De acordo com fontes ouvidas pelo ac24horas na Polícia Federal e no ICMBio, a investigação indica que parte dos produtores rurais e fazendeiros das regiões entre Boca do Acre e Lábrea, no Amazonas, e mais recentemente na Reserva Extrativista Chico Mendes, foram cooptados pelo crime organizado para ajudar a dar aparência lícita ao dinheiro da venda de drogas, assaltos a banco, e outros crimes graves, a partir da venda de gado fictício.


A venda de gado fictício, conhecida como “gado de papel” ou “boi de papel”, é uma técnica usada para lavagem de dinheiro, especialmente em regiões com forte vocação agropecuária. O esquema é complexo, exige falsificação de documentos e, por vezes, pagamento propina a agentes públicos, funcionando assim:


Criação de saldo fictício: O criminoso declara possuir um número de cabeças de gado maior do que realmente tem (ou inexistente) em sua propriedade, registrando esse saldo em sua Ficha Sanitária junto a órgãos de defesa agropecuária. Isso ocorre, por exemplo, durante a campanha de vacinação contra aftosa, quando o proprietário atualiza os dados.
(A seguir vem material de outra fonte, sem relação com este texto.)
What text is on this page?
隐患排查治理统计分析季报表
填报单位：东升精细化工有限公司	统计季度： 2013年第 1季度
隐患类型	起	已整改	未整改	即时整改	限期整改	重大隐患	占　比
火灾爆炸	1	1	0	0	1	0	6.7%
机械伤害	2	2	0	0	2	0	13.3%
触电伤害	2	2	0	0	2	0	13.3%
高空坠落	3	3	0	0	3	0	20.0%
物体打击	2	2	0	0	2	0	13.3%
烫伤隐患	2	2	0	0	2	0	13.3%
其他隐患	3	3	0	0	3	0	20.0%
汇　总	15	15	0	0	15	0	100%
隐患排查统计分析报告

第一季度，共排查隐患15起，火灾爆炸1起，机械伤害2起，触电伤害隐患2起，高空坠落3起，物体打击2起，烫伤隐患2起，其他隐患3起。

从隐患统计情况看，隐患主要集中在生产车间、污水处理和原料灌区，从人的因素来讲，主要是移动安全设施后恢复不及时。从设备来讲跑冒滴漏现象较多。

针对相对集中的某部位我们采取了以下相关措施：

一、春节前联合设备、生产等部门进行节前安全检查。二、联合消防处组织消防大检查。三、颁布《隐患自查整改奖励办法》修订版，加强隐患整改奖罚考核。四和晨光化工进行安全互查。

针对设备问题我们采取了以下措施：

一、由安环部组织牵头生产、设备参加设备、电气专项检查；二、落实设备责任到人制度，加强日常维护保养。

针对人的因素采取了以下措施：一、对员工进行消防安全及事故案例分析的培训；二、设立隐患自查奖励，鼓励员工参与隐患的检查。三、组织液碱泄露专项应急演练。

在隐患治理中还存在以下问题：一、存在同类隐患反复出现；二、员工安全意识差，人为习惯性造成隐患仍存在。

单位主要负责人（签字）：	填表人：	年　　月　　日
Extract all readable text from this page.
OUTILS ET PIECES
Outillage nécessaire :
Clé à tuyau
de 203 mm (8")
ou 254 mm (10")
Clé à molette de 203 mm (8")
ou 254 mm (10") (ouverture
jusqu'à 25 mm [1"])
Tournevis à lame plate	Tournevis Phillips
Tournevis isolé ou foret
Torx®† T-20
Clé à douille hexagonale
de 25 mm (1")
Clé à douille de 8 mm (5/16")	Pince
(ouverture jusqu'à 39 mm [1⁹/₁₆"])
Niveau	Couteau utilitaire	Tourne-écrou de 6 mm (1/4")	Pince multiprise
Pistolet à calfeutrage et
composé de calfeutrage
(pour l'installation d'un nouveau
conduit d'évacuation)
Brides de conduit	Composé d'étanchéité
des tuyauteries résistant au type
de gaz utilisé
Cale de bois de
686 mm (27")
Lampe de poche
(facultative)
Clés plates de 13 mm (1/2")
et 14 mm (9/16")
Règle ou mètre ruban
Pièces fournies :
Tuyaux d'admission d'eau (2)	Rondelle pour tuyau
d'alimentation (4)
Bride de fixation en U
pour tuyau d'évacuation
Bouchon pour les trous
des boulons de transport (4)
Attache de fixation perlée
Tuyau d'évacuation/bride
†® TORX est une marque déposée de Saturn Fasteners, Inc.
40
Falsificação de documentos: Com o saldo fictício registrado, o agente obtém documentos como notas fiscais, Guias de Transporte Animal (GTA) e comprovantes de compra de vacinas. Esses documentos criam a aparência de transações legítimas, mesmo que o gado não exista ou exista apenas parcialmente.


Simulação de vendas: O criminoso simula a venda do gado fictício, gerando notas fiscais que justificam a entrada de dinheiro ilícito no sistema financeiro. O “lucro” da venda é declarado como renda legítima, “esquentando” o dinheiro sujo. Em alguns casos, o gado pode ser transferido para fazendas regulares ou misturado com rebanhos legais antes de ser vendido a frigoríficos, dificultando o rastreamento.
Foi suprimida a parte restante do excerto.